Contact lenses are medical devices which require the expertise and fitting of an optometrist experienced in this area of practice.(1)
Contact lenses should be prescribed by a licensed practitioner. Hygiene and proper care of the lenses is very important to avoid infections and other problems.(2)
Studies have shown that patients who purchase their lenses on the internet have a higher risk of contact lens-related complications like eye infections.(2,3).
Additionally, contact lenses ordered online or from another third party generally cannot be returned to the prescribing doctor unless purchased through the prescribing doctor's office. If you have problems with the contact lenses you may be responsible for the problems yourself.
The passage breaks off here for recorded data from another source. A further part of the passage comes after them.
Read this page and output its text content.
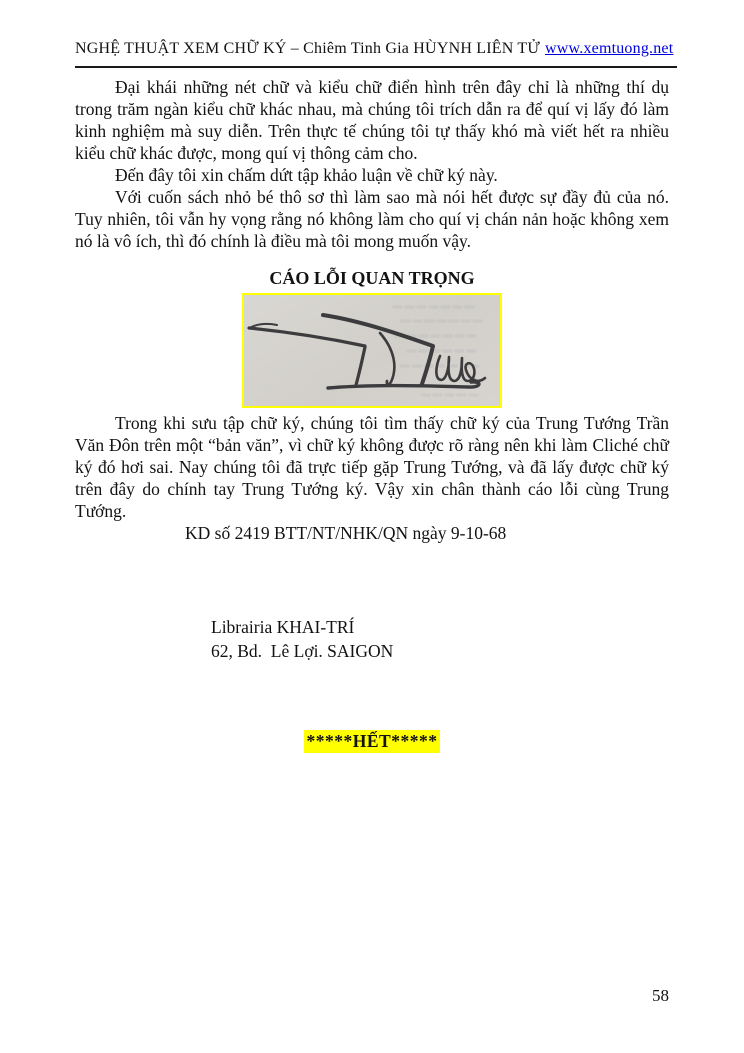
NGHỆ THUẬT XEM CHỮ KÝ – Chiêm Tinh Gia HÙYNH LIÊN TỬ www.xemtuong.net

Đại khái những nét chữ và kiểu chữ điển hình trên đây chỉ là những thí dụ trong trăm ngàn kiểu chữ khác nhau, mà chúng tôi trích dẫn ra để quí vị lấy đó làm kinh nghiệm mà suy diễn. Trên thực tế chúng tôi tự thấy khó mà viết hết ra nhiều kiểu chữ khác được, mong quí vị thông cảm cho.

Đến đây tôi xin chấm dứt tập khảo luận về chữ ký này.

Với cuốn sách nhỏ bé thô sơ thì làm sao mà nói hết được sự đầy đủ của nó. Tuy nhiên, tôi vẫn hy vọng rằng nó không làm cho quí vị chán nản hoặc không xem nó là vô ích, thì đó chính là điều mà tôi mong muốn vậy.

CÁO LỖI QUAN TRỌNG

Trong khi sưu tập chữ ký, chúng tôi tìm thấy chữ ký của Trung Tướng Trần Văn Đôn trên một “bản văn”, vì chữ ký không được rõ ràng nên khi làm Cliché chữ ký đó hơi sai. Nay chúng tôi đã trực tiếp gặp Trung Tướng, và đã lấy được chữ ký trên đây do chính tay Trung Tướng ký. Vậy xin chân thành cáo lỗi cùng Trung Tướng.

KD số 2419 BTT/NT/NHK/QN ngày 9-10-68

Librairia KHAI-TRÍ
62, Bd.  Lê Lợi. SAIGON
*****HẾT*****
58
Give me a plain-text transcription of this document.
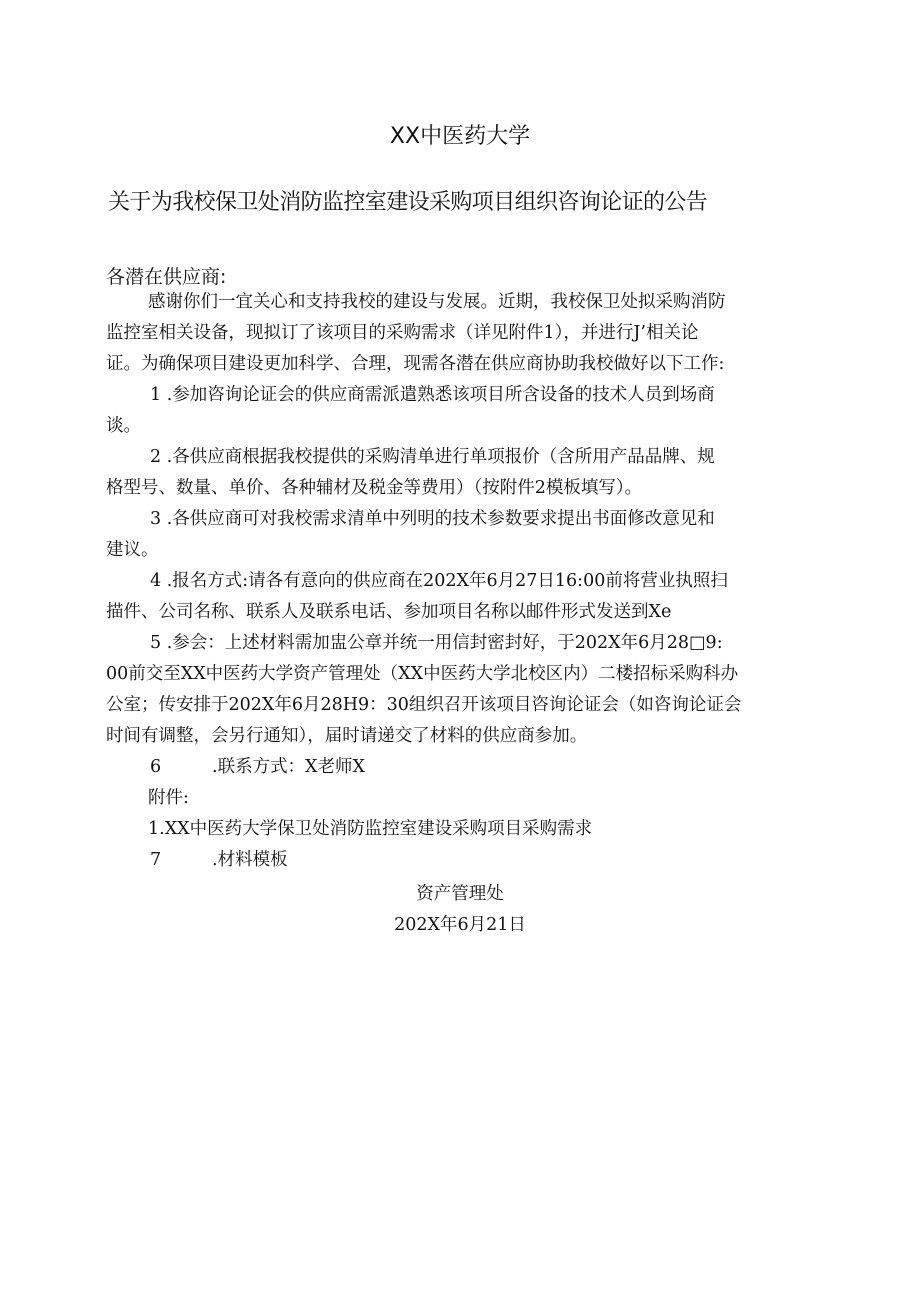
XX中医药大学
关于为我校保卫处消防监控室建设采购项目组织咨询论证的公告
各潜在供应商:
感谢你们一宜关心和支持我校的建设与发展。近期，我校保卫处拟采购消防
监控室相关设备，现拟订了该项目的采购需求（详见附件1），并进行J’相关论
证。为确保项目建设更加科学、合理，现需各潜在供应商协助我校做好以下工作:
1 .参加咨询论证会的供应商需派遣熟悉该项目所含设备的技术人员到场商
谈。
2 .各供应商根据我校提供的采购清单进行单项报价（含所用产品品牌、规
格型号、数量、单价、各种辅材及税金等费用）（按附件2模板填写）。
3 .各供应商可对我校需求清单中列明的技术参数要求提出书面修改意见和
建议。
4 .报名方式:请各有意向的供应商在202X年6月27日16:00前将营业执照扫
描件、公司名称、联系人及联系电话、参加项目名称以邮件形式发送到Xe
5 .参会：上述材料需加盅公章并统一用信封密封好，于202X年6月28□9:
00前交至XX中医药大学资产管理处（XX中医药大学北校区内）二楼招标采购科办
公室；传安排于202X年6月28H9：30组织召开该项目咨询论证会（如咨询论证会
时间有调整，会另行通知），届时请递交了材料的供应商参加。
6	.联系方式：X老师X
附件:
1.XX中医药大学保卫处消防监控室建设采购项目采购需求
7	.材料模板
资产管理处
202X年6月21日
You generally cannot use your spectacle prescription for purchasing contact lenses.
Most optometrists will take the time to provide the important education about how to safely use contact lenses, and how to insert and remove them. If you buy you lenses from somewhere else, this training may not be available or you may be charged for the service.
Steinemann, Thomas L., et al. "Over-the-counter decorative contact lenses: cosmetic or medical devices? A case series." Eye & Contact Lens 31.5 (2005): 194-200.
Stapleton, Fiona, et al. "The incidence of contact lens–related microbial keratitis in Australia." Ophthalmology 115.10 (2008): 1655-1662.
Fogel, Joshua, and Chaya Zidile. "Contact lenses purchased over the Internet place individuals potentially at risk for harmful eye care practices." Optometry-Journal of the American Optometric Association 79.1 (2008): 23-35.
Safety Information About Contact Lenses
The Centres for Disease Control USA has some very handy and comprehensive information about caring for your eyes and contact lenses. We recommend that you familiarise yourself with this information.
If you are wearing contact lenses and you experience any discomfort or have any concerns make an appointment with your optometrist as soon as possible.